FP StaffOct 17, 2022 12:22:53 IST
Google’s recently launched Pixel 7 and Pixel 7 Pro are the first smartphones that support 64-bit apps. This is a huge deal, considering that modern mobile SoCs are developed on 64-bit architecture, and will therefore run these apps more efficiently, at least in theory. However, the downside is that devices like the Pixel 7 and the Pixel 7 Pro, which support 64-bit apps, are not able to work with 32-bit versions of these apps.
For years now, Google has been working towards a future where Android would become a 64-bit operating system instead of one that still supports 32-bit software. A 64-bit operating system can access many more memory addresses, which leads to improvements on both security, but more importantly performance. As mentioned earlier, it also drastically improves efficiency.

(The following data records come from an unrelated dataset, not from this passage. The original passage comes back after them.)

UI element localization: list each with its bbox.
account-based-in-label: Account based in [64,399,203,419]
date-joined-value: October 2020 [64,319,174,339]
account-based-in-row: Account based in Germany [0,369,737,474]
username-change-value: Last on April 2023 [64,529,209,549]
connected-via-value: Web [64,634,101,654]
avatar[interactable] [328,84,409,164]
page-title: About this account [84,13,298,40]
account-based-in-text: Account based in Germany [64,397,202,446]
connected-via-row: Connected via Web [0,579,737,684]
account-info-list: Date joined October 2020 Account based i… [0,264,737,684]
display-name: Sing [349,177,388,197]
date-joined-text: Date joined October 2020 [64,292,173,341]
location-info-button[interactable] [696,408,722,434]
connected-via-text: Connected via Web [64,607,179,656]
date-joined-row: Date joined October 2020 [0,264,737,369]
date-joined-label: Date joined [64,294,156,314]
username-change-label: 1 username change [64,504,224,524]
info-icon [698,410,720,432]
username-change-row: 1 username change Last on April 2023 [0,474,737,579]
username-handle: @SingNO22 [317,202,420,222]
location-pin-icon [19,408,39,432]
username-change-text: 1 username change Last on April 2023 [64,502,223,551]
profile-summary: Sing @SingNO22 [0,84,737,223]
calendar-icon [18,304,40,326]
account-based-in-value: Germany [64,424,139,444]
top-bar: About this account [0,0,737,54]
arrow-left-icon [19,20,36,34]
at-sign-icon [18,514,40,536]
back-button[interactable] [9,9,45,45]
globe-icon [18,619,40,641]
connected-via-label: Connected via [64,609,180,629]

Android started supporting 64-bit apps in 2011, when they launched Android 5. However, Google never mandated app developers to submit a 64-bit version of their apps back then. In 2019, however, Google made it a requirement for app developers to submit a 64-bit version of their apps.
Even though the Pixel 7 series only supports 64-bit apps, the devices are not running on a 64-bit only version of Android. Instead, they’re only blocking the installation of 32-bit apps and show a message that reads “app not installed as app isn’t compatible with your phone” appearing when a user attempts to install a 32-bit app.
Now, Pixel 7 and Pixel 7 Pro users, and any user who gets a device that supports only 64-bit apps, will not be facing any major challenges. What will happen, is that certain legacy apps, which have not been updated for a long time, and apps that have no 64-bit versions of their apps, will not work on these devices. Do note, that the number of such apps is very limited, and were anyway some form of emulators.
Google hopes that other manufacturers and app developers take the cue and slowly start porting their developing efforts to 64-bit versions only, as Google hopes to make the Android OS a 64-bit OS only at some point in time.
This claim is further supported by the fact that the upcoming Pixel Tablet will be the first Android device that is truly a 64-bit-only device. With Android 14, several other devices are expected to switch over to the 64-bit-only architecture.